Many Dutch horticultural suppliers are focused on the market in Kazakhstan. At the end of April, more than 80 companies attended a horticultural trade fair in Almaty. Prior to the fair, the Russian greenhouse company Eco-Cultura announced an expansion of 500 ha in Kazakhstan. Most of the harvest yield is exported to the Russian market, but Kazakhstani tomatoes and cucumbers are also gaining a foothold in the Middle East. This is a great opportunity for Dutch growers and horticultural suppliers because Dutch knowledge and management is often required for such projects.
The same companies often run into conversion costs when it comes to payments. "There are few providers who can make payments in the local currency. That can make you powerless because the local bank knows you have no way out, leaving you at their mercy," explains Laurens Maartens of StoneX, which specializes in so-called 'cross border payments' to the less common currency.
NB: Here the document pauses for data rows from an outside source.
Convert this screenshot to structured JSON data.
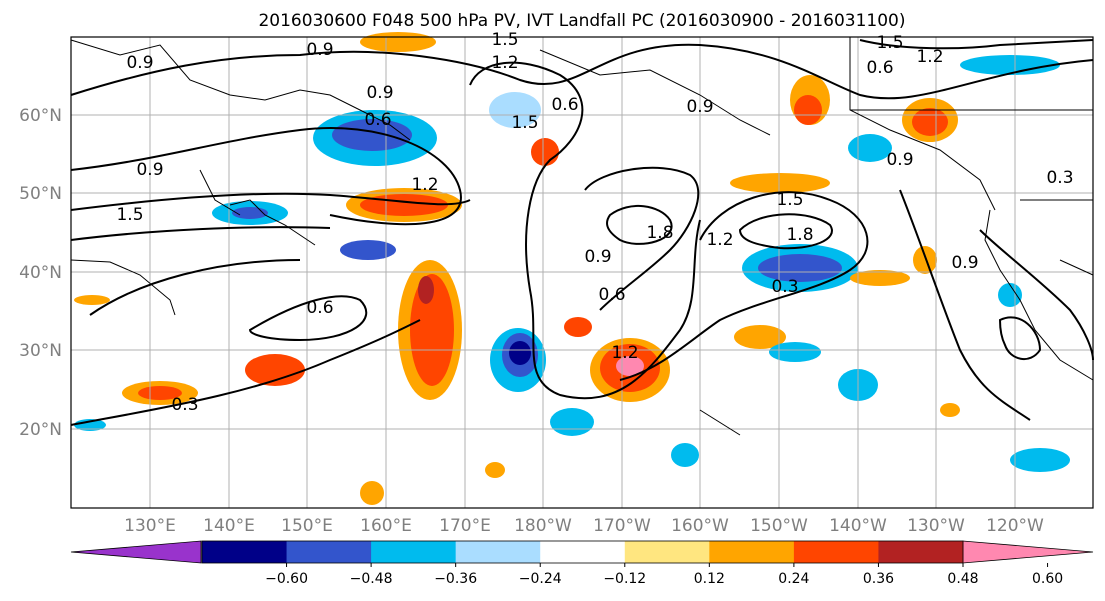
{
  "title": "2016030600 F048 500 hPa PV, IVT Landfall PC (2016030900 - 2016031100)",
  "map": {
    "lon_labels": [
      "130°E",
      "140°E",
      "150°E",
      "160°E",
      "170°E",
      "180°W",
      "170°W",
      "160°W",
      "150°W",
      "140°W",
      "130°W",
      "120°W"
    ],
    "lat_labels": [
      "60°N",
      "50°N",
      "40°N",
      "30°N",
      "20°N"
    ],
    "contour_labels": [
      "0.9",
      "0.9",
      "0.9",
      "0.6",
      "1.2",
      "1.5",
      "1.2",
      "0.9",
      "1.5",
      "0.6",
      "1.2",
      "0.6",
      "0.9",
      "0.6",
      "1.5",
      "1.5",
      "1.8",
      "1.5",
      "1.2",
      "1.8",
      "0.9",
      "0.3",
      "0.3",
      "0.6",
      "0.9",
      "1.2",
      "0.3",
      "0.9"
    ],
    "colors": {
      "land_outline": "#000000",
      "grid": "#b0b0b0"
    }
  },
  "colorbar": {
    "tick_labels": [
      "−0.60",
      "−0.48",
      "−0.36",
      "−0.24",
      "−0.12",
      "0.12",
      "0.24",
      "0.36",
      "0.48",
      "0.60"
    ],
    "colors": [
      "#9933cc",
      "#000088",
      "#3355cc",
      "#00bbee",
      "#aaddff",
      "#ffffff",
      "#ffe680",
      "#ffa500",
      "#ff4500",
      "#b22222",
      "#ff88b0"
    ]
  }
}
"Thanks to our banking network, we can offer the best rate in the Kazakhstan tenge (KZT) at all times. For a long time, this currency showed a correlation with the rouble. This is now starting to diminish. First, this currency depreciated against the euro. Later, the KZT strengthened somewhat. In the meantime, the currency has depreciated somewhat again."
StoneX came into being thirty years ago when the founders, working for a large bank, had to convert a hard currency into an exotic one for a charitable foundation. "They found out in practice that a lot of links were needed to get the financing done. They saw the opportunity and made it their business. Many banks no longer have these relationships with the local banks because it was not profitable enough for them. As a result, we now handle the payment on the back end for large international banks if they do not have a corresponding bank in their network. Today, we handle quite a few payments for both NGOs and corporates."
Laurens calls on suppliers and companies with a production facility or who are going to make a capital injection in the country to put it to the test. "Consider also the payment of all local subcontractors when leveling or installing energy and water on the large network. Recently, a customer of ours did this by doing half of his savings the usual way and letting us do half. This resulted in substantial savings of 4 to 6%. What is perhaps even more important, the customer regains control of his payment. Our working method is transparent, the risk of errors is much lower, and it is also cheaper. Count your profits."